* US appealed ruling striking down part of 2003 law
* Funding linked to prostitution, sex trafficking policies
Jan 11 (Reuters) - The U.S. Supreme Court agreed to consider whether the government can require groups that receive federal funding for overseas HIV/AIDS programs to have explicit policies that oppose prostitution and sex trafficking.
The requirement that the U.S. Agency for International Development wants enforced was the result of legislation aimed at fighting the spread of HIV/AIDS, but some aid groups argue that it violates their free speech rights.

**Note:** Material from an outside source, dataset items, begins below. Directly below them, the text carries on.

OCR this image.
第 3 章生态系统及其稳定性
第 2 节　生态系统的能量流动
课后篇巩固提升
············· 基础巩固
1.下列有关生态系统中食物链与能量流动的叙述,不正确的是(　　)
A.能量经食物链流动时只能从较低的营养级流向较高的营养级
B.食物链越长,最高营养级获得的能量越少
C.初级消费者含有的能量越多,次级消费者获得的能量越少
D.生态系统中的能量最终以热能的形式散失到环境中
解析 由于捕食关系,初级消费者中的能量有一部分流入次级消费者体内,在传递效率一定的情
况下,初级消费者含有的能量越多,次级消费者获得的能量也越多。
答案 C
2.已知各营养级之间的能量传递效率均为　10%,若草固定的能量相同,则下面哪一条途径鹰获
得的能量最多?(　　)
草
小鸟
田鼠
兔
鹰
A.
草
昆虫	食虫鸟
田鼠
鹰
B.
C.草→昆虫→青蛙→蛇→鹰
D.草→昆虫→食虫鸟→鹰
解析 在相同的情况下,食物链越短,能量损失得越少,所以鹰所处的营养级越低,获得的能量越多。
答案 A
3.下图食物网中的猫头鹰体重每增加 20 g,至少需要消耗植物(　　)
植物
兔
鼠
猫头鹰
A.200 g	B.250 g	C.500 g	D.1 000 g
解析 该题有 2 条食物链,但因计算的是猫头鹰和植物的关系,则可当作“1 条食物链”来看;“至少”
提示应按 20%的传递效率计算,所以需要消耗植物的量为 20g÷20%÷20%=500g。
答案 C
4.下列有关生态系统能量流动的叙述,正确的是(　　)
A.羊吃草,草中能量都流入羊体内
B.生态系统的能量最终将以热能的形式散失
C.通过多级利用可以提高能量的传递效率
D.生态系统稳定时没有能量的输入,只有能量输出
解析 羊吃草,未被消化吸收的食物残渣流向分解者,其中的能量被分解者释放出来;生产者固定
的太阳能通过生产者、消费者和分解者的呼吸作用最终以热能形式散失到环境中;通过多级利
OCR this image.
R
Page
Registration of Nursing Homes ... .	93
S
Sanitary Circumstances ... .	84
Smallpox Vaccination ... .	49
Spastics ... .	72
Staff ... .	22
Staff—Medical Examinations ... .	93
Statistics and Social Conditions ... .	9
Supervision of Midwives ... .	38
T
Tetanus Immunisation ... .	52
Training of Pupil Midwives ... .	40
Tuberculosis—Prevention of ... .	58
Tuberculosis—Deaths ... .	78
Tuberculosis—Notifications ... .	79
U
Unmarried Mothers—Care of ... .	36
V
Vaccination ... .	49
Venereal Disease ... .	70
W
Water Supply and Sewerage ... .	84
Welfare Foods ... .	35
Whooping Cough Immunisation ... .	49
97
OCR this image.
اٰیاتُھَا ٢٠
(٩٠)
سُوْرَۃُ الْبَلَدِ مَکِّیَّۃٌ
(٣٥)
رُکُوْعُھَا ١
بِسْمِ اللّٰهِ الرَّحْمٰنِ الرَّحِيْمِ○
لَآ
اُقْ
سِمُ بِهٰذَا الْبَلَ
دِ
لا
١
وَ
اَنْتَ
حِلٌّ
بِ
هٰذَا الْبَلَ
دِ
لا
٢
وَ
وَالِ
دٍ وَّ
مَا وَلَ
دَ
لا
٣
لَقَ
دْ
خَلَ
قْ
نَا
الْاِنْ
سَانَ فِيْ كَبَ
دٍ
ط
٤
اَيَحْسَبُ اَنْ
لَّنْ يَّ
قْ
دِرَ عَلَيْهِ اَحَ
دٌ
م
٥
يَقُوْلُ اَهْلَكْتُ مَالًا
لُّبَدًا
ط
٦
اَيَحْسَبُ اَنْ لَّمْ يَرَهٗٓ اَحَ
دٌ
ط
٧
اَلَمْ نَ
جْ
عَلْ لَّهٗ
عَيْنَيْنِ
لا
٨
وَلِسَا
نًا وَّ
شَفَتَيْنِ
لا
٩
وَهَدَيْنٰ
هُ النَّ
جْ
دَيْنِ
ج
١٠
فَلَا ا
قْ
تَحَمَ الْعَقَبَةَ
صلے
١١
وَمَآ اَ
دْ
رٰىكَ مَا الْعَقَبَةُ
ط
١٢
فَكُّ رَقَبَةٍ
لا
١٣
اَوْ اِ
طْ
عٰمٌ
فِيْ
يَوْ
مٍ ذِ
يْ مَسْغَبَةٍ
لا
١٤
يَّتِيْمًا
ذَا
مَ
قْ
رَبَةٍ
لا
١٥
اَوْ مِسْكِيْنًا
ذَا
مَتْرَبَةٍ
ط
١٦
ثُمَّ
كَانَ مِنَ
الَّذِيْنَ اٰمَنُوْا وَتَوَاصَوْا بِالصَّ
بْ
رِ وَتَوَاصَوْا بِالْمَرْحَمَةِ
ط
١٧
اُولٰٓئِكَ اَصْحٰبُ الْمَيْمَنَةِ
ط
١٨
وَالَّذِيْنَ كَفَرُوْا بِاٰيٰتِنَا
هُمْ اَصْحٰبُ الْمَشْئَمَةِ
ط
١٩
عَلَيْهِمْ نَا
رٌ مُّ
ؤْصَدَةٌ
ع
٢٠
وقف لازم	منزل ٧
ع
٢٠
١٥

In a brief order, the Supreme Court on Friday agreed to hear an appeal by the Obama administration and various federal agencies to overturn a lower court decision that had voided the requirement, which is contained in the U.S. Leadership Against HIV/AIDS, Tuberculosis, and Malaria Act of 2003.
Judge Barrington Parker wrote for a 2-1 panel of the 2nd U.S. Circuit Court of Appeals in New York that the challenged provision improperly "compels recipients to espouse the government's viewpoint." He also said advocacy against prostitution is not central to the fight against HIV and AIDS.
The dissenting judge, Chester Straub, countered that the policy requirement was "entirely rational," and neither imposed a coercive penalty on protected rights nor discriminated as a means to suppress ideas.
In its appeal, the government said the 2nd Circuit decision conflicted directly with a 2007 decision by a federal appeals court in Washington.
The funding recipients, including the Alliance for Open Society International Inc, said the 2nd Circuit decision was correct.
A decision is expected by the end of June.